By Eva Dadrian
Eva Dadrian looks at the variety of life of Armenians resident in Egypt today and the multi-faceted nature of the jobs they undertake from archaeology to Egyptology, and contemporary Armenian studies to history.
The centre for Armenian Studies (CAS) at Cairo University was created in 2007 to foster the interdisciplinary study of the Armenian language, literature, civilisation and history through academic research, workshops and seminars.
Despite the historical ties between the Arab countries and Armenians, there has been no previous attempt to create such a centre. Housed in the Faculty of Arts, CAS is indeed the first and only academic nucleus totally dedicated to Armenian studies in the entire Middle East region. It took many years for the Armenian community and the Egyptian authorities to realise the importance of setting up such an academic institution. “This shortcoming should be shared by both,” admits Zeinab Abu Senna, the centre's first director and a specialist in Turkish language and literature. She explains that the Armenians, who arrived in Egypt and in the rest of the Arab world after World War I, were mainly concerned with survival, family reunion, educating their children and building a decent life for their offspring, “so we cannot blame them for not having envisioned the setting up of such an institution.”
On the other hand, she also admits that the authorities in the region, who had welcomed them, have only recently come to realise that “within the context of such sustained Armenian presence in the Arab world and in view of the expansion of the inter-communal relations, a centre was an inevitable requirement to know more about the other civilisation and reinvigorate relations. A journey of one thousand miles starts with the first step.”
In less than two years, CAS has become a hub of intensive academic activities, organising lectures, seminars and also publishing research papers and conference proceedings. Three books have already been published and soon, says Abu Senna, the centre will publish a book about Nubar Pasha, the Armenian Egyptian statesman who served three times as prime minister of Egypt, once under Khedive Ismail, and then twice under Khedive Tawfiq, and who is revered by all Egyptian intellectuals and academics. For the time being, the centre has only one room but its director hopes that it will be allocated more space in the near future, “to expand our academic activities and house a larger library” she adds. A week ago, a visiting group of librarians and officials from the US Library of Congress promised to donate a variety of books and publications to enhance the small but already growing library.
A core component of the centre's outreach work involves organising seminars and workshops. These are attended by students, researchers and lecturers from the faculties of history, arts and various departments of Oriental languages. Two international conferences organised since the CAS was established have brought together researchers, scholars and specialists from Egypt, Jordan, Lebanon, Syria and Armenia, all working in the field of Armenian history, language and literature. The proceedings of the conference on “Arab-Armenian Relations, Past and Present” held in April 2008 have just been published, and “this year,” says Abu Senna, “we had the pleasure of welcoming the former Armenian ambassador to Syria. He is a highly qualified academic and his modesty surprised us all because he attended our conference in his capacity as a researcher and not as a diplomat. His contribution was greatly appreciated by all present and especially by me.”

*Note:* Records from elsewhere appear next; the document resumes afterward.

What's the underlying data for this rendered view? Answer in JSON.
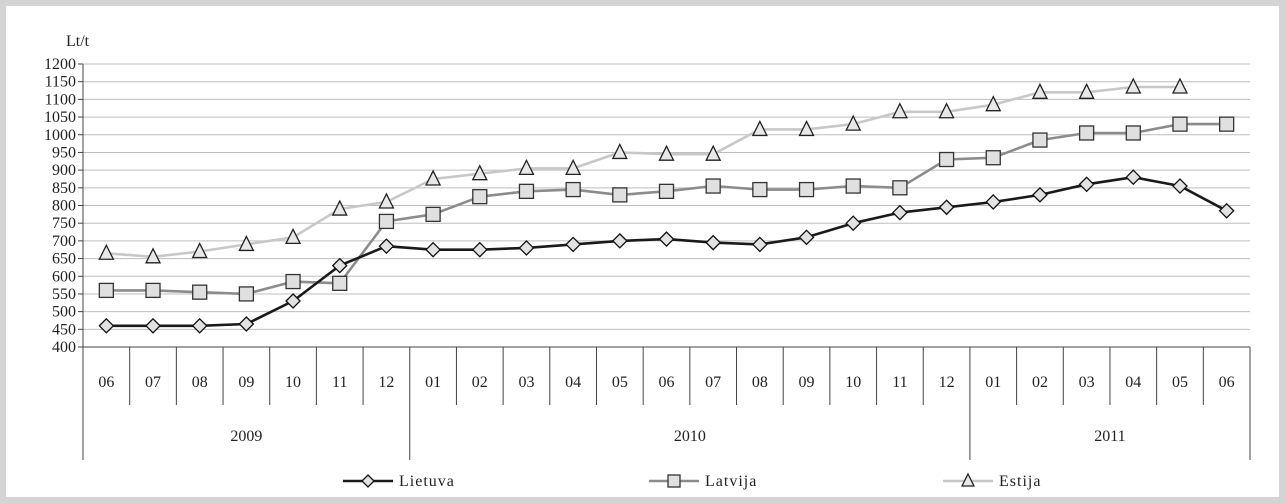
{
  "chart_data": {
    "type": "line",
    "ylabel": "Lt/t",
    "ylim": [
      400,
      1200
    ],
    "ytick_step": 50,
    "yticks": [
      "400",
      "450",
      "500",
      "550",
      "600",
      "650",
      "700",
      "750",
      "800",
      "850",
      "900",
      "950",
      "1000",
      "1050",
      "1100",
      "1150",
      "1200"
    ],
    "categories": [
      "06",
      "07",
      "08",
      "09",
      "10",
      "11",
      "12",
      "01",
      "02",
      "03",
      "04",
      "05",
      "06",
      "07",
      "08",
      "09",
      "10",
      "11",
      "12",
      "01",
      "02",
      "03",
      "04",
      "05",
      "06"
    ],
    "year_groups": [
      {
        "label": "2009",
        "count": 7
      },
      {
        "label": "2010",
        "count": 12
      },
      {
        "label": "2011",
        "count": 6
      }
    ],
    "grid": true,
    "legend_position": "bottom",
    "series": [
      {
        "name": "Lietuva",
        "color": "#1a1a1a",
        "marker": "diamond",
        "values": [
          460,
          460,
          460,
          465,
          530,
          630,
          685,
          675,
          675,
          680,
          690,
          700,
          705,
          695,
          690,
          710,
          750,
          780,
          795,
          810,
          830,
          860,
          880,
          855,
          785
        ]
      },
      {
        "name": "Latvija",
        "color": "#8c8c8c",
        "marker": "square",
        "values": [
          560,
          560,
          555,
          550,
          585,
          580,
          755,
          775,
          825,
          840,
          845,
          830,
          840,
          855,
          845,
          845,
          855,
          850,
          930,
          935,
          985,
          1005,
          1005,
          1030,
          1030
        ]
      },
      {
        "name": "Estija",
        "color": "#c8c8c8",
        "marker": "triangle",
        "values": [
          665,
          655,
          670,
          690,
          710,
          790,
          810,
          875,
          890,
          905,
          905,
          950,
          945,
          945,
          1015,
          1015,
          1030,
          1065,
          1065,
          1085,
          1120,
          1120,
          1135,
          1135,
          null
        ]
      }
    ]
  }
}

In line with its interdisciplinary approach, a regular series of lectures and seminars bring together specialists from different Egyptian faculties and academic institutions. “Our aim is to hold these events in conjunction with an academic programme focussing mainly on Armenian language, civilisation and history,” says Abu Senna. The seminars and lectures are unique in their intensive cultural immersion and the enlightening educational forays which challenge students and researchers to reach new levels of intellectual curiosity and achievement.
By inviting Professor Nicolai Hovhanissian, director of the Institute of Oriental Studies of the University of Yerevan, Armenia, to its first international conference, CAS has given a new impetus to Armenian-Egyptian relations. There is no doubt that this will encourage the establishment of official and stronger ties between the two academic institutions. Wider cooperation will increase understanding and appreciation on both sides. With the backing of the Armenian Embassy in Cairo, an official visit to Armenia has been arranged for the dean of the Faculty of Arts and Abu Senna to meet their Armenian counterparts next September. The week-long visit will strengthen ties between the two countries and launch a wave of exchanges and academic collaboration.
Picture: Nubar Pasha, the Armenian Egyptian statesman; one of the three main gates of the city built by Badreddin Al-Jamali between 1807 and 1902; Bab Zuweila is a treasure of the Islamic Fatimid architecture in historic Cairo.